The headmaster steepled his fingers. ‘This girl, who shall remain nameless, is an excellent pupil and I trust her implicitly. I appreciate she may have got you and your brother confused, after all, it’s easy to do, but if she says she saw one of you with a hacksaw, I believe her. Which one of you was responsible for this act of sabotage? Which one of you saw fit to destroy Miss Hoffman’s play?’
The boys glanced at each other. Go on, thought Peter, tell him, tell him the truth. But he knew, from his brother’s determined expression, that he wasn’t going to confess.
‘It weren’t me,’ said Martin.
‘Nor me,’ added Peter with a sigh.
Mr Manstein narrowed his eyes. ‘You have one last chance. Speak up or I shall have to cane both of you. Surely, whichever one of you it was, would want to spare your brother unwarranted punishment.’ He spoke slowly – ‘So, I ask again, which one of you was it?’
Peter’s fingers tightened behind his back. If he ever needed his twin to be brave, this was it. He needed his brother to take responsibility for his own deeds. Surely Martin cared enough for him to save Peter from being caned. But as Martin kept his silence, the bitter truth hit him – his brother cared nothing for him. He had an idea – it was risky, but he needed to force the issue, to test his brother’s loyalty. ‘Headmaster, sir,’ he said quietly.
‘Yes, Peter?’
‘It was me.’
Mr Manstein raised an eyebrow. For what seemed an age, he said nothing; Peter could sense his disappointment. Martin, not able to prevent himself, shot him a look. Finally, Mr Manstein spoke. ‘Martin, have you anything to say?’
Please, thought Peter, say something.
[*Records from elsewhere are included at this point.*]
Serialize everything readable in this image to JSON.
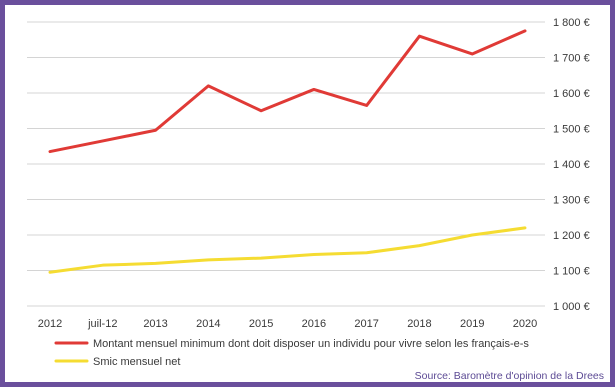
{
  "chart_data": {
    "type": "line",
    "x": [
      "2012",
      "juil-12",
      "2013",
      "2014",
      "2015",
      "2016",
      "2017",
      "2018",
      "2019",
      "2020"
    ],
    "ylim": [
      1000,
      1800
    ],
    "yticks": [
      1000,
      1100,
      1200,
      1300,
      1400,
      1500,
      1600,
      1700,
      1800
    ],
    "ytick_labels": [
      "1 000 €",
      "1 100 €",
      "1 200 €",
      "1 300 €",
      "1 400 €",
      "1 500 €",
      "1 600 €",
      "1 700 €",
      "1 800 €"
    ],
    "grid": "horizontal",
    "legend_position": "bottom-left",
    "series": [
      {
        "name": "Montant mensuel minimum dont doit disposer un individu pour vivre selon les français-e-s",
        "color": "#e03a36",
        "values": [
          1435,
          1465,
          1495,
          1620,
          1550,
          1610,
          1565,
          1760,
          1710,
          1775
        ]
      },
      {
        "name": "Smic mensuel net",
        "color": "#f5dc32",
        "values": [
          1095,
          1115,
          1120,
          1130,
          1135,
          1145,
          1150,
          1170,
          1200,
          1220
        ]
      }
    ],
    "source": "Source: Baromètre d'opinion de la Drees"
  },
  "colors": {
    "frame": "#6a4f9c",
    "grid": "#d4d4d4"
  }
}
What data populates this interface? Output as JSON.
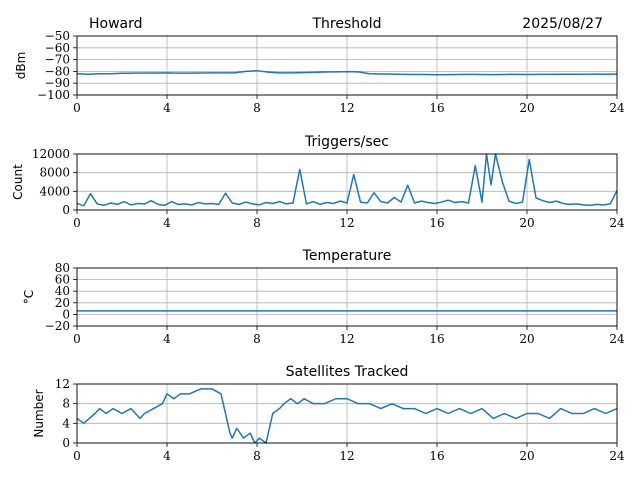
{
  "header": {
    "station": "Howard",
    "date": "2025/08/27"
  },
  "colors": {
    "series": "#1f77b4",
    "grid": "#b0b0b0"
  },
  "chart_data": [
    {
      "type": "line",
      "title": "Threshold",
      "xlabel": "",
      "ylabel": "dBm",
      "xlim": [
        0,
        24
      ],
      "ylim": [
        -100,
        -50
      ],
      "xticks": [
        "0",
        "4",
        "8",
        "12",
        "16",
        "20",
        "24"
      ],
      "yticks": [
        "−50",
        "−60",
        "−70",
        "−80",
        "−90",
        "−100"
      ],
      "ytick_values": [
        -50,
        -60,
        -70,
        -80,
        -90,
        -100
      ],
      "grid": true,
      "series": [
        {
          "x": [
            0,
            0.5,
            1,
            1.5,
            2,
            2.5,
            3,
            3.5,
            4,
            4.5,
            5,
            5.5,
            6,
            6.5,
            7,
            7.5,
            8,
            8.5,
            9,
            9.5,
            10,
            10.5,
            11,
            11.5,
            12,
            12.5,
            13,
            13.5,
            14,
            14.5,
            15,
            15.5,
            16,
            16.5,
            17,
            17.5,
            18,
            18.5,
            19,
            19.5,
            20,
            20.5,
            21,
            21.5,
            22,
            22.5,
            23,
            23.5,
            24
          ],
          "values": [
            -82,
            -82.4,
            -82,
            -82,
            -81.6,
            -81.5,
            -81.4,
            -81.4,
            -81.3,
            -81.5,
            -81.5,
            -81.4,
            -81.3,
            -81.3,
            -81.2,
            -80,
            -79.4,
            -80.6,
            -81.2,
            -81.2,
            -81,
            -80.8,
            -80.5,
            -80.4,
            -80.2,
            -80.4,
            -82,
            -82.2,
            -82.3,
            -82.5,
            -82.6,
            -82.6,
            -82.8,
            -82.7,
            -82.6,
            -82.5,
            -82.6,
            -82.7,
            -82.6,
            -82.5,
            -82.6,
            -82.5,
            -82.5,
            -82.4,
            -82.4,
            -82.4,
            -82.3,
            -82.4,
            -82.2
          ]
        }
      ]
    },
    {
      "type": "line",
      "title": "Triggers/sec",
      "xlabel": "",
      "ylabel": "Count",
      "xlim": [
        0,
        24
      ],
      "ylim": [
        0,
        12000
      ],
      "xticks": [
        "0",
        "4",
        "8",
        "12",
        "16",
        "20",
        "24"
      ],
      "yticks": [
        "0",
        "4000",
        "8000",
        "12000"
      ],
      "ytick_values": [
        0,
        4000,
        8000,
        12000
      ],
      "grid": true,
      "series": [
        {
          "x": [
            0,
            0.3,
            0.6,
            0.9,
            1.2,
            1.5,
            1.8,
            2.1,
            2.4,
            2.7,
            3,
            3.3,
            3.6,
            3.9,
            4.2,
            4.5,
            4.8,
            5.1,
            5.4,
            5.7,
            6,
            6.3,
            6.6,
            6.9,
            7.2,
            7.5,
            7.8,
            8.1,
            8.4,
            8.7,
            9,
            9.3,
            9.6,
            9.9,
            10.2,
            10.5,
            10.8,
            11.1,
            11.4,
            11.7,
            12,
            12.3,
            12.6,
            12.9,
            13.2,
            13.5,
            13.8,
            14.1,
            14.4,
            14.7,
            15,
            15.3,
            15.6,
            15.9,
            16.2,
            16.5,
            16.8,
            17.1,
            17.4,
            17.7,
            18,
            18.2,
            18.4,
            18.6,
            18.9,
            19.2,
            19.5,
            19.8,
            20.1,
            20.4,
            20.7,
            21,
            21.3,
            21.6,
            21.9,
            22.2,
            22.5,
            22.8,
            23.1,
            23.4,
            23.7,
            24
          ],
          "values": [
            1400,
            900,
            3500,
            1300,
            1000,
            1500,
            1200,
            1800,
            1100,
            1400,
            1300,
            2000,
            1200,
            1000,
            1800,
            1200,
            1300,
            1100,
            1600,
            1300,
            1400,
            1200,
            3600,
            1500,
            1200,
            1700,
            1300,
            1100,
            1600,
            1400,
            1800,
            1300,
            1500,
            8700,
            1300,
            1800,
            1200,
            1600,
            1400,
            1900,
            1500,
            7600,
            1700,
            1500,
            3700,
            1800,
            1500,
            2700,
            1700,
            5300,
            1500,
            1900,
            1600,
            1400,
            1700,
            2100,
            1600,
            1800,
            1500,
            9500,
            1700,
            12000,
            5400,
            12000,
            6100,
            1900,
            1400,
            1700,
            10800,
            2600,
            2000,
            1600,
            1900,
            1400,
            1200,
            1300,
            1100,
            1000,
            1200,
            1100,
            1300,
            4200
          ]
        }
      ]
    },
    {
      "type": "line",
      "title": "Temperature",
      "xlabel": "",
      "ylabel": "°C",
      "xlim": [
        0,
        24
      ],
      "ylim": [
        -20,
        80
      ],
      "xticks": [
        "0",
        "4",
        "8",
        "12",
        "16",
        "20",
        "24"
      ],
      "yticks": [
        "−20",
        "0",
        "20",
        "40",
        "60",
        "80"
      ],
      "ytick_values": [
        -20,
        0,
        20,
        40,
        60,
        80
      ],
      "grid": true,
      "series": [
        {
          "x": [
            0,
            24
          ],
          "values": [
            6,
            6
          ]
        }
      ]
    },
    {
      "type": "line",
      "title": "Satellites Tracked",
      "xlabel": "",
      "ylabel": "Number",
      "xlim": [
        0,
        24
      ],
      "ylim": [
        0,
        12
      ],
      "xticks": [
        "0",
        "4",
        "8",
        "12",
        "16",
        "20",
        "24"
      ],
      "yticks": [
        "0",
        "4",
        "8",
        "12"
      ],
      "ytick_values": [
        0,
        4,
        8,
        12
      ],
      "grid": true,
      "series": [
        {
          "x": [
            0,
            0.3,
            0.8,
            1.0,
            1.3,
            1.6,
            2.0,
            2.4,
            2.8,
            3.0,
            3.4,
            3.8,
            4.0,
            4.3,
            4.6,
            5.0,
            5.5,
            6.0,
            6.4,
            6.8,
            6.9,
            7.1,
            7.4,
            7.7,
            7.9,
            8.1,
            8.4,
            8.7,
            9.0,
            9.2,
            9.5,
            9.8,
            10.1,
            10.5,
            11.0,
            11.5,
            12.0,
            12.5,
            13.0,
            13.5,
            14.0,
            14.5,
            15.0,
            15.5,
            16.0,
            16.5,
            17.0,
            17.5,
            18.0,
            18.5,
            19.0,
            19.5,
            20.0,
            20.5,
            21.0,
            21.5,
            22.0,
            22.5,
            23.0,
            23.5,
            24.0
          ],
          "values": [
            5,
            4,
            6,
            7,
            6,
            7,
            6,
            7,
            5,
            6,
            7,
            8,
            10,
            9,
            10,
            10,
            11,
            11,
            10,
            2,
            1,
            3,
            1,
            2,
            0,
            1,
            0,
            6,
            7,
            8,
            9,
            8,
            9,
            8,
            8,
            9,
            9,
            8,
            8,
            7,
            8,
            7,
            7,
            6,
            7,
            6,
            7,
            6,
            7,
            5,
            6,
            5,
            6,
            6,
            5,
            7,
            6,
            6,
            7,
            6,
            7
          ]
        }
      ]
    }
  ]
}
Prove yourself to me.
‘Well?’
‘Headmaster, sir, all I can say is that I am ashamed of my brother’s behaviour.’
*
Half an hour later, Peter walked slowly home by himself, his hand down the back of his trousers, trying to ease the throbbing pain across his backside where the cane had done its brutal work. He was crying. But it wasn’t the pain that was causing him to cry.